Riverview High School is an accredited comprehensive public high school based in the town of Searcy, Arkansas, United States. Riverview provides secondary education for grades 9 through 12 to students in the communities of Searcy, Judsonia, Kensett and surrounding unincorporated communities of White County, Arkansas. It is the only high school of the Riverview School District.

== Academics ==
The assumed course of study follows the Smart Core curriculum developed by the ADE, which requires students complete at least 22 units prior to graduation. Students complete regular (core and elective) and career focus courses and exams and may take Advanced Placement (AP) courses and exam with the opportunity to receive college credit. The school also has the option for college classes through Arkansas State University Beebe.
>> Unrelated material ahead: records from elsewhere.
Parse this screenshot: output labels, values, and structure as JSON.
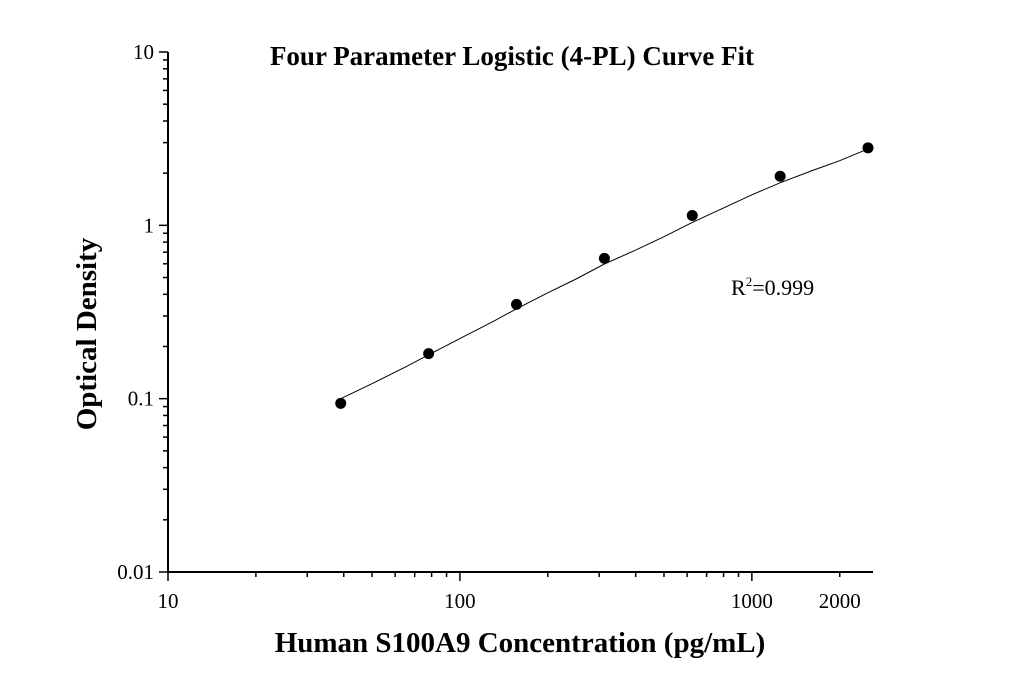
{
  "chart_data": {
    "type": "scatter",
    "title": "Four Parameter Logistic (4-PL) Curve Fit",
    "xlabel": "Human S100A9 Concentration (pg/mL)",
    "ylabel": "Optical Density",
    "x_scale": "log",
    "y_scale": "log",
    "xlim": [
      10,
      2600
    ],
    "ylim": [
      0.01,
      10
    ],
    "x_ticks": [
      10,
      100,
      1000,
      2000
    ],
    "x_tick_labels": [
      "10",
      "100",
      "1000",
      "2000"
    ],
    "y_ticks": [
      0.01,
      0.1,
      1,
      10
    ],
    "y_tick_labels": [
      "0.01",
      "0.1",
      "1",
      "10"
    ],
    "grid": false,
    "series": [
      {
        "x": [
          39.06,
          78.13,
          156.25,
          312.5,
          625,
          1250,
          2500
        ],
        "y": [
          0.094,
          0.182,
          0.35,
          0.645,
          1.14,
          1.92,
          2.8
        ]
      }
    ],
    "fit_curve": {
      "x": [
        39.06,
        50,
        65,
        78.13,
        100,
        130,
        156.25,
        200,
        250,
        312.5,
        400,
        500,
        625,
        800,
        1000,
        1250,
        1600,
        2000,
        2500
      ],
      "y": [
        0.1,
        0.122,
        0.152,
        0.179,
        0.222,
        0.279,
        0.33,
        0.408,
        0.49,
        0.598,
        0.72,
        0.86,
        1.04,
        1.26,
        1.5,
        1.76,
        2.06,
        2.36,
        2.76
      ]
    },
    "annotation": {
      "base": "R",
      "sup": "2",
      "rest": "=0.999"
    },
    "colors": {
      "points": "#000000",
      "curve": "#000000",
      "axes": "#000000"
    }
  }
}
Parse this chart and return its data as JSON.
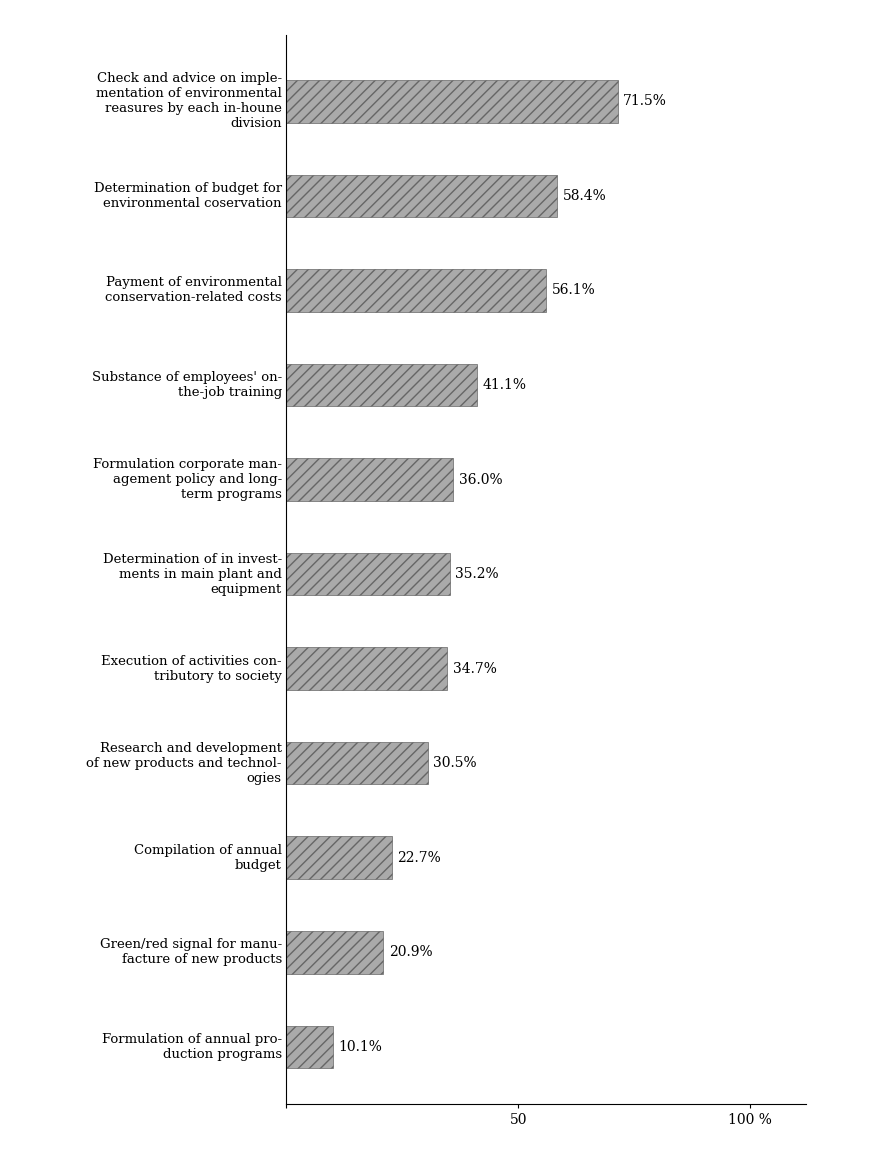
{
  "categories": [
    "Check and advice on imple-\nmentation of environmental\nreasures by each in-houne\ndivision",
    "Determination of budget for\nenvironmental coservation",
    "Payment of environmental\nconservation-related costs",
    "Substance of employees' on-\nthe-job training",
    "Formulation corporate man-\nagement policy and long-\nterm programs",
    "Determination of in invest-\nments in main plant and\nequipment",
    "Execution of activities con-\ntributory to society",
    "Research and development\nof new products and technol-\nogies",
    "Compilation of annual\nbudget",
    "Green/red signal for manu-\nfacture of new products",
    "Formulation of annual pro-\nduction programs"
  ],
  "values": [
    71.5,
    58.4,
    56.1,
    41.1,
    36.0,
    35.2,
    34.7,
    30.5,
    22.7,
    20.9,
    10.1
  ],
  "labels": [
    "71.5%",
    "58.4%",
    "56.1%",
    "41.1%",
    "36.0%",
    "35.2%",
    "34.7%",
    "30.5%",
    "22.7%",
    "20.9%",
    "10.1%"
  ],
  "bar_color": "#aaaaaa",
  "background_color": "#ffffff",
  "xlim": [
    0,
    112
  ],
  "xticks": [
    0,
    50,
    100
  ],
  "xticklabels": [
    "",
    "50",
    "100 %"
  ],
  "label_fontsize": 9.5,
  "value_fontsize": 10,
  "tick_fontsize": 10
}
Riverview High School receives Title I federal funding.

Riverview High School is accredited by the Arkansas Department of Education (ADE) and accredited by AdvancED since 1995.

== Athletics ==
The Riverview High School mascot and athletic emblem is the Raider with silver, black and purple serving as the school colors.

The Riverview Raiders compete in interscholastic activities within the 3A Classification from the 3A Region 2 Conference, as administered by the Arkansas Activities Association. The Raiders field teams in football, volleyball, bowling (boys/girls), golf (boys/girls), basketball (boys/girls), soccer (boys/girls), baseball, fastpitch softball, cheer, tennis (boys/girls) and track (boys/girls). Riverview also provides students a chance to participate in the raider marching band/color guard.